The core concept Pressfield introduces is Resistance - the invisible, insidious force that prevents people from doing their most important, meaningful work. Resistance is the root cause of procrastination, distraction, and lack of motivation. Pressfield personifies Resistance, characterizing it as an active, cunning adversary that operates inside every person.
Resistance takes on many forms and will hijack anything it can to keep you from focusing on your art, including negative self-talk, perfectionism, BUSY-ness, addictions, self-doubt, and more. Resistance feeds on fear, especially fear of failure and fear of succeeding because that would mean having to double down on doing your work. Pressfield stresses that Resistance is within us, not an external force, and it aims to thwart human purpose and potential.
The insidious thing about Resistance is that it is everywhere and takes endless shapes. For example, you may be reading this summary right now as a way to avoid doing your most important work. Resistance got you to click here instead of focusing on your life's work.

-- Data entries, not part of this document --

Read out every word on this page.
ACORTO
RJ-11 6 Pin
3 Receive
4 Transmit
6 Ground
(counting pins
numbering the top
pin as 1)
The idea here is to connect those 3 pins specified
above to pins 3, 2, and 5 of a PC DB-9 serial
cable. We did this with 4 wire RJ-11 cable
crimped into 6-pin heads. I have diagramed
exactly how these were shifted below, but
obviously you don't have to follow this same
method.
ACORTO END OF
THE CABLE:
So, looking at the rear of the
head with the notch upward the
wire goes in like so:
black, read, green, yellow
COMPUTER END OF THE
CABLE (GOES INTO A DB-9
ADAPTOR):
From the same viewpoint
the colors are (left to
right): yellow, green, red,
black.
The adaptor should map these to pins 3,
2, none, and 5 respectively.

It keeps us endlessly distracted, discouraged, and off-track from doing work that matters. Resistance is the root cause behind lack of motivation and giving in to distraction. By naming and understanding this force, we can start to combat it and make progress on our creative goals.
Pressfield contrasts amateurs versus professionals. Pros show up consistently day after day to do the work, whereas amateurs are inconsistent. Pros accept money for their skills and love their craft so much they would do it for free. Pros persist even through rejection and criticism. They play all seven days of the week, not just when inspiration strikes. Their dedication to developing their gifts sustains them through hard times and creative blocks.
Importantly, the pro is not defined solely by their profession. They have a multifaceted life with loved ones, hobbies, interests and passions outside their main work. Pros are able to laugh at the absurdities and frustrations of their chosen field.
By publishing their work, pros open themselves up to public criticism and praise. They learn to operate under the worst conditions and welcome new challenges. Pros evolve beyond waiting for inspiration or approval from others. They take full responsibility for making their contributions to the world.
Turning pro requires extreme commitment, resilience and a mindset shift from dabbling or having potential to actually producing work consistently. It means embracing your vocation completely and making it part and parcel of your identity.
The Muse & The Ego
The muse is real. The pro shows up every day to sharpen their skills for when the muse arrives. The ego is real. The pro works to dissolve the ego by finding and making peace with who they really are.
Pressfield explores two mystical forces that shape creativity: the muse and the ego. He validates the reality of the muse as an inexplicable source of inspiration. Pros diligently practice their craft every day - not just for external rewards, but also to be ready when the muse arrives. They understand creativity contains mystical dimensions beyond conscious control.
He also examines the reality of the ego. The ego is the self-centered part of us concerned with image, recognition and status. It hijacks our work for its own aims of validation. Pros strive to know themselves deeply in order to find authenticity beyond ego. They create from a place of humility, service and giving back.
By developing self-awareness, pros make peace with who they actually are, flaws and all. This self-acceptance quiets the ego. Without grasping for vanity, they become conduits for the muse. Surrendering ego allows creativity to flow freely from a subconscious, universal source of inspiration. Pros maintain spiritual practices to dissolve ego further and welcome the mystical muse.
The pro mindfully balances expressing unique talents through ego with surrendering to the transcendent muse. By facing these two forces, they produce genuine work that serves higher principles beyond themselves.
Fear is the mind-killer. Just kidding. That's not in this book. Just seeing if you were still paying attention.
The book is under 200 pages and easy to read in an afternoon.
The Audible version of the audiobook is even more fun and read by the author.